[Info-vax] Rust as a HS language, was: Re: Quiet?

[Simon Clubley]

On 2022-04-05, Dan Cross <cross at spitfire.i.gajendra.net> wrote:
> In article <jb2t2oF49voU1 at mid.individual.net>,
> Bill Gunshannon  <bill.gunshannon at gmail.com> wrote:
>>So, I have been following this discussion for some time now.  I have
>>never used Rust.  I have never even looked at Rust. But I do have one
>>question.
>>
>>Just what is it that Rust can do that none of the already existing
>>languages could do?
>
> There are three main interacting features that are unique in
> their combination in the language that Rust brings to bear:
>
> 1) Lifetimes attached to pointers are a first-class primitive in
>    the language.  They are literally part of the type.
>    References cannot outlive the objects they refer to.
> 2) A compile-time borrow checker that ensures that either a
>    single mutable reference to an object, or one or more
>    immutable references.  In safe rust code, data races are
>    impossible.
> 3) Object ownership is a first-class primitive in the language,
>    and every object has exactly one owner.  All objects must be
>    initialized before use.  Dangling pointers and uninitialized
>    pointers are 
>
> The combination of these things is incredibly powerful, and
> gives you type and memory safety _without garbage collection_.
> The result is that you program as if you were using a managed
> language, but with explicit control over memory allocation.
>
> You can even do this on bare metal.  The langauge gives you a
> high degree of abstraction with the "core" library, even in
> kernel mode.  In that context, it's actually quite pleasant to
> use.
>
> 	- Dan C.
>

Do you have any comments on the following Rust CVEs ?

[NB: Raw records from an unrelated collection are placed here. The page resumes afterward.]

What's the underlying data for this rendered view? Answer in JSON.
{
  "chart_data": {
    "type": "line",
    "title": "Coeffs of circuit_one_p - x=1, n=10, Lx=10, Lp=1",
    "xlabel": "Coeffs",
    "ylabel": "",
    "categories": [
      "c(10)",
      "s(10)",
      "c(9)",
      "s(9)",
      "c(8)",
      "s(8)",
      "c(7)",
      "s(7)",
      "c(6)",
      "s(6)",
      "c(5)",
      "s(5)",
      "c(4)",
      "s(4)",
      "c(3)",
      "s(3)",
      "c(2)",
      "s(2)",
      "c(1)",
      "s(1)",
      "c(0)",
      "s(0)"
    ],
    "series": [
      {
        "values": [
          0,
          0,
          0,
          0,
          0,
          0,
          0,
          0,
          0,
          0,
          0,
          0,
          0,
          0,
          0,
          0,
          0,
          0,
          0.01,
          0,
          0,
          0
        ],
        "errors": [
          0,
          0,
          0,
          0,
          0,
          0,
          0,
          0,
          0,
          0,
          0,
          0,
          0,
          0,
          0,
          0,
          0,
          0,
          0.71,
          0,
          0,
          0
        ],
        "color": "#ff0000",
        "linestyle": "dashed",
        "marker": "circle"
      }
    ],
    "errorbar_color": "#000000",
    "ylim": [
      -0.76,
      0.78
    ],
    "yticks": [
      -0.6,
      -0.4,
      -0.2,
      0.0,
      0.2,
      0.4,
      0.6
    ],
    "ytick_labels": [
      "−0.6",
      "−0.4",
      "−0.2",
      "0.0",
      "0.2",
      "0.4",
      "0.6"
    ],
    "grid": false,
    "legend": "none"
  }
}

It looks like Rust has come up with rather unique ways to screw up:

https://cve.mitre.org/cgi-bin/cvekey.cgi?keyword=rust

Take this one (which I picked at random) for example:

https://rustsec.org/advisories/RUSTSEC-2020-0148.html

Or this one (which is a nice good old fashioned out of bounds memory access):

https://rustsec.org/advisories/RUSTSEC-2020-0039.html

How do they fit into what you say above ?

Simon.

-- 
Simon Clubley, clubley at remove_me.eisner.decus.org-Earth.UFP
Walking destinations on a map are further away than they appear.